Extract of ‘chimera’ video

Running time: 5 minutes of 10:05:00 (full running time)

chimera. Video work shown at Gallery25, Edith Cowan University, Perth, Western Australia, as part of the ghosted matter/phantom hurt (and other chimera) installation, 2-22 July, and as part of the disquieting domesticities/vestiges of violence (regenerations) installation. Iziko South African National Gallery, Cape Town, 30 September-10 December 2021.

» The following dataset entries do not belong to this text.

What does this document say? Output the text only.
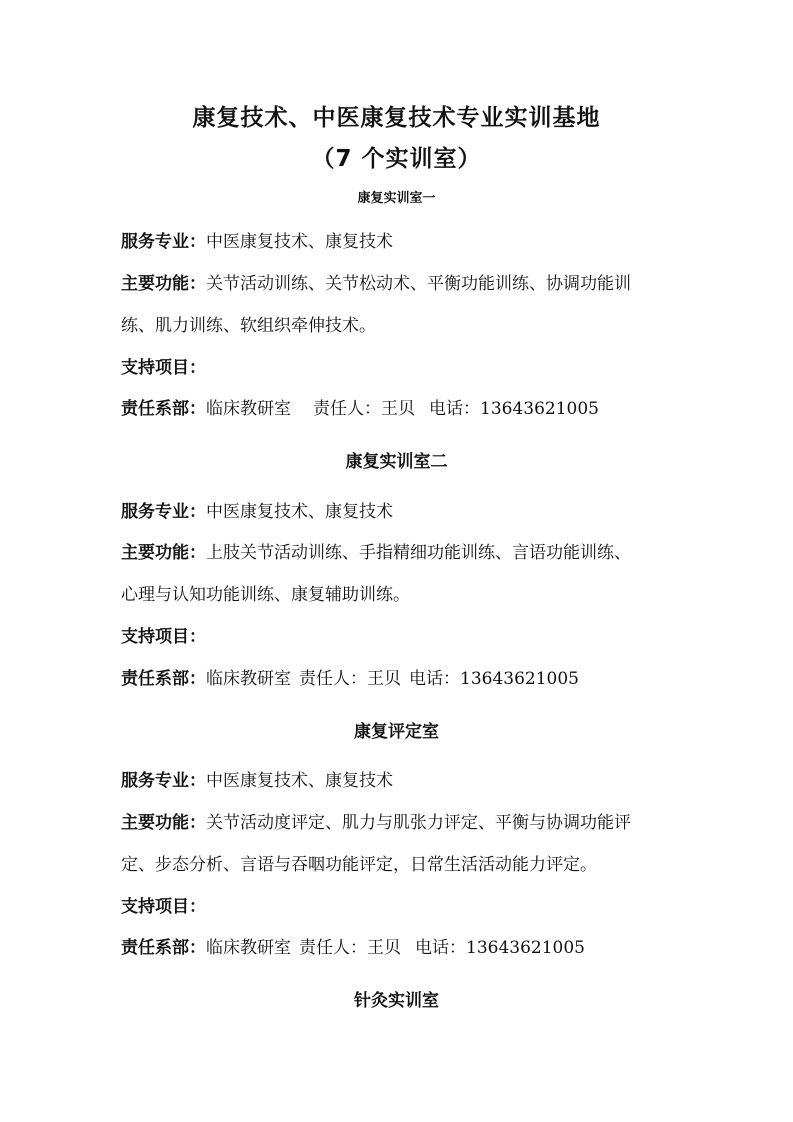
康复技术、中医康复技术专业实训基地
（7 个实训室）
康复实训室一
服务专业：中医康复技术、康复技术
主要功能：关节活动训练、关节松动术、平衡功能训练、协调功能训
练、肌力训练、软组织牵伸技术。
支持项目：
责任系部：临床教研室 责任人：王贝 电话：13643621005
康复实训室二
服务专业：中医康复技术、康复技术
主要功能：上肢关节活动训练、手指精细功能训练、言语功能训练、
心理与认知功能训练、康复辅助训练。
支持项目：
责任系部：临床教研室 责任人：王贝 电话：13643621005
康复评定室
服务专业：中医康复技术、康复技术
主要功能：关节活动度评定、肌力与肌张力评定、平衡与协调功能评
定、步态分析、言语与吞咽功能评定，日常生活活动能力评定。
支持项目：
责任系部：临床教研室 责任人：王贝 电话：13643621005
针灸实训室
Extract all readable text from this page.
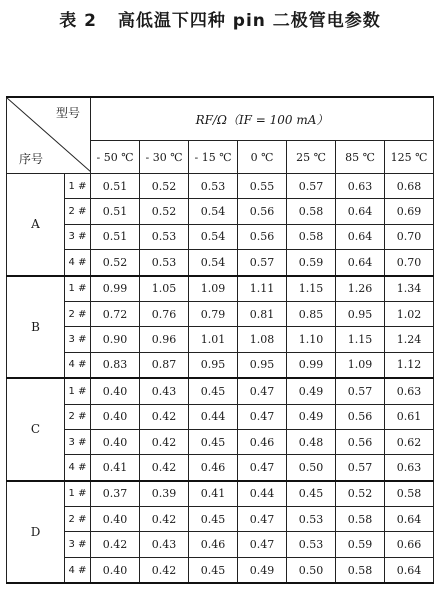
表 2 高低温下四种 pin 二极管电参数
型号
序号		RF/Ω（IF = 100 mA）						
		- 50 ℃	- 30 ℃	- 15 ℃	0 ℃	25 ℃	85 ℃	125 ℃
A	1 #	0.51	0.52	0.53	0.55	0.57	0.63	0.68
	2 #	0.51	0.52	0.54	0.56	0.58	0.64	0.69
	3 #	0.51	0.53	0.54	0.56	0.58	0.64	0.70
	4 #	0.52	0.53	0.54	0.57	0.59	0.64	0.70
B	1 #	0.99	1.05	1.09	1.11	1.15	1.26	1.34
	2 #	0.72	0.76	0.79	0.81	0.85	0.95	1.02
	3 #	0.90	0.96	1.01	1.08	1.10	1.15	1.24
	4 #	0.83	0.87	0.95	0.95	0.99	1.09	1.12
C	1 #	0.40	0.43	0.45	0.47	0.49	0.57	0.63
	2 #	0.40	0.42	0.44	0.47	0.49	0.56	0.61
	3 #	0.40	0.42	0.45	0.46	0.48	0.56	0.62
	4 #	0.41	0.42	0.46	0.47	0.50	0.57	0.63
D	1 #	0.37	0.39	0.41	0.44	0.45	0.52	0.58
	2 #	0.40	0.42	0.45	0.47	0.53	0.58	0.64
	3 #	0.42	0.43	0.46	0.47	0.53	0.59	0.66
	4 #	0.40	0.42	0.45	0.49	0.50	0.58	0.64
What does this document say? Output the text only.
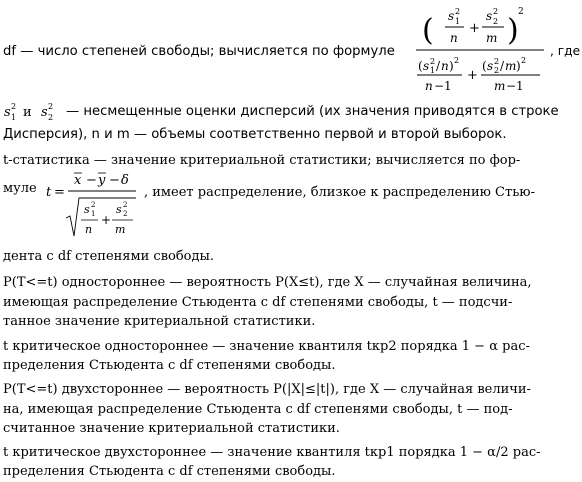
df — число степеней свободы; вычисляется по формуле
( s 2
1
n
+
s 2
2
m )
2
( s 2
1 / n ) 2
n −1
+
( s 2
2 / m ) 2
m −1
, где
s 2
1 и s 2
2 — несмещенные оценки дисперсий (их значения приводятся в строке
Дисперсия), n и m — объемы соответственно первой и второй выборок.
t-статистика — значение критериальной статистики; вычисляется по фор-
муле t =
x − y − δ
s 2
1
n
+
s 2
2
m
, имеет распределение, близкое к распределению Стью-
дента с df степенями свободы.
P(T<=t) одностороннее — вероятность P(X≤t), где X — случайная величина,
имеющая распределение Стьюдента с df степенями свободы, t — подсчи-
танное значение критериальной статистики.
t критическое одностороннее — значение квантиля tкр2 порядка 1 − α рас-
пределения Стьюдента с df степенями свободы.
P(T<=t) двухстороннее — вероятность P(|X|≤|t|), где X — случайная величи-
на, имеющая распределение Стьюдента с df степенями свободы, t — под-
считанное значение критериальной статистики.
t критическое двухстороннее — значение квантиля tкр1 порядка 1 − α/2 рас-
пределения Стьюдента с df степенями свободы.
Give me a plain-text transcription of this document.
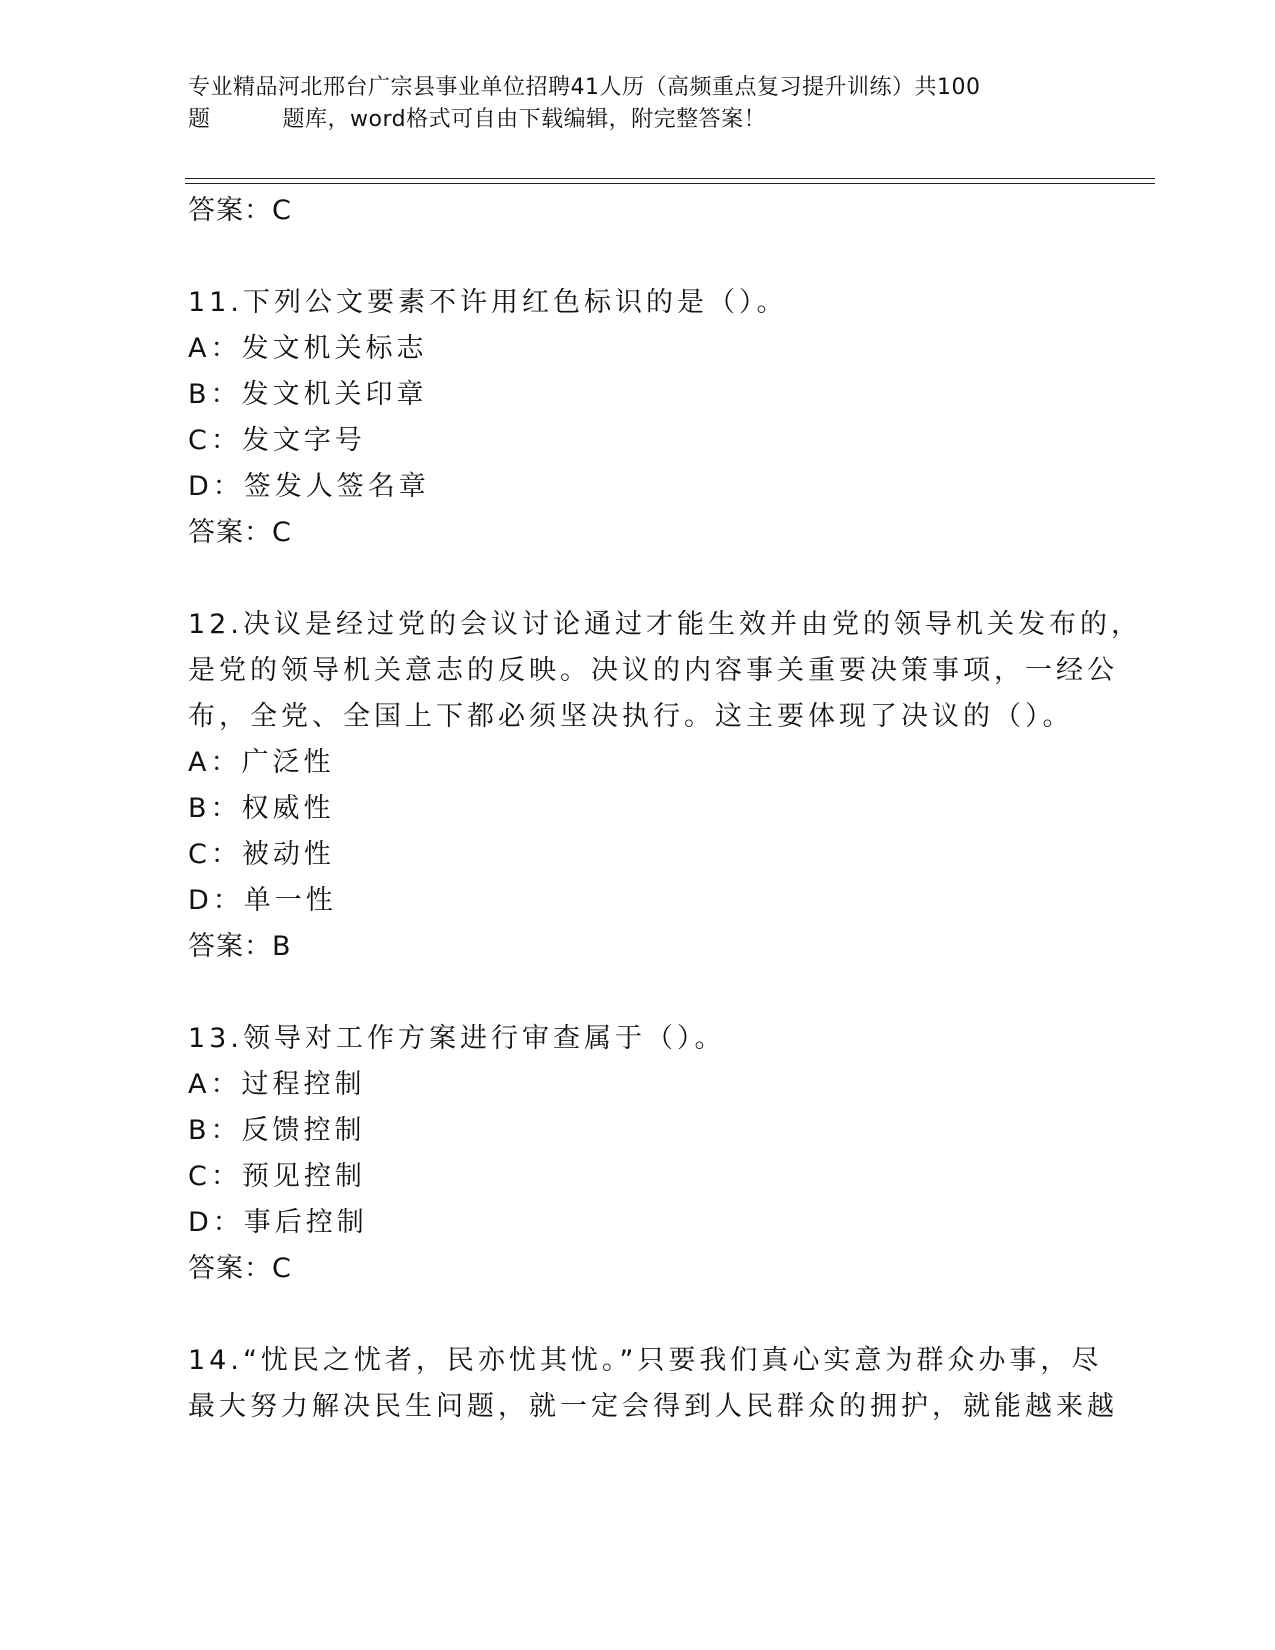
专业精品河北邢台广宗县事业单位招聘41人历（高频重点复习提升训练）共100
题	题库，word格式可自由下载编辑，附完整答案！
答案：C
11.下列公文要素不许用红色标识的是（）。
A：发文机关标志
B：发文机关印章
C：发文字号
D：签发人签名章
答案：C
12.决议是经过党的会议讨论通过才能生效并由党的领导机关发布的，
是党的领导机关意志的反映。决议的内容事关重要决策事项，一经公
布，全党、全国上下都必须坚决执行。这主要体现了决议的（）。
A：广泛性
B：权威性
C：被动性
D：单一性
答案：B
13.领导对工作方案进行审查属于（）。
A：过程控制
B：反馈控制
C：预见控制
D：事后控制
答案：C
14.“忧民之忧者，民亦忧其忧。”只要我们真心实意为群众办事，尽
最大努力解决民生问题，就一定会得到人民群众的拥护，就能越来越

The term ‘chimera’ has a variety of meanings. In Greek Mythology, it refers to a fire-breathing monster with the head of a lion, the body of a goat and the tail of a serpent. It could also be used to describe a fantastical beast made up of parts of different animals. Related to this is the biological definition, in which a chimera is an organism, such as a cultivated plant consisting of at least two genetically different kinds of tissue because of mutation or grafting. While all these definitions are, in some ways related to the imagery featured in this video, perhaps the most applicable is that of a

an illusion or fabrication of the mind; a figment of the imagination; that which is intangible, transient, fantastical, and unreal. Like revenants, the impressions referring to the return or persistence of elements from the social or cultural past, being both present and absent at the same time. Verne Harris’s words, written in relation to the archive resonate here: “What is present speaks loudly of absences, and what is absent presents itself insistently. Presence and absence unfolding out of one another. The experience of being haunted”.

Harris, V. 2015. Hauntology, archivy and banditry: an engagement with Derrida and Zapiro. Critical Arts 29(1):13-27.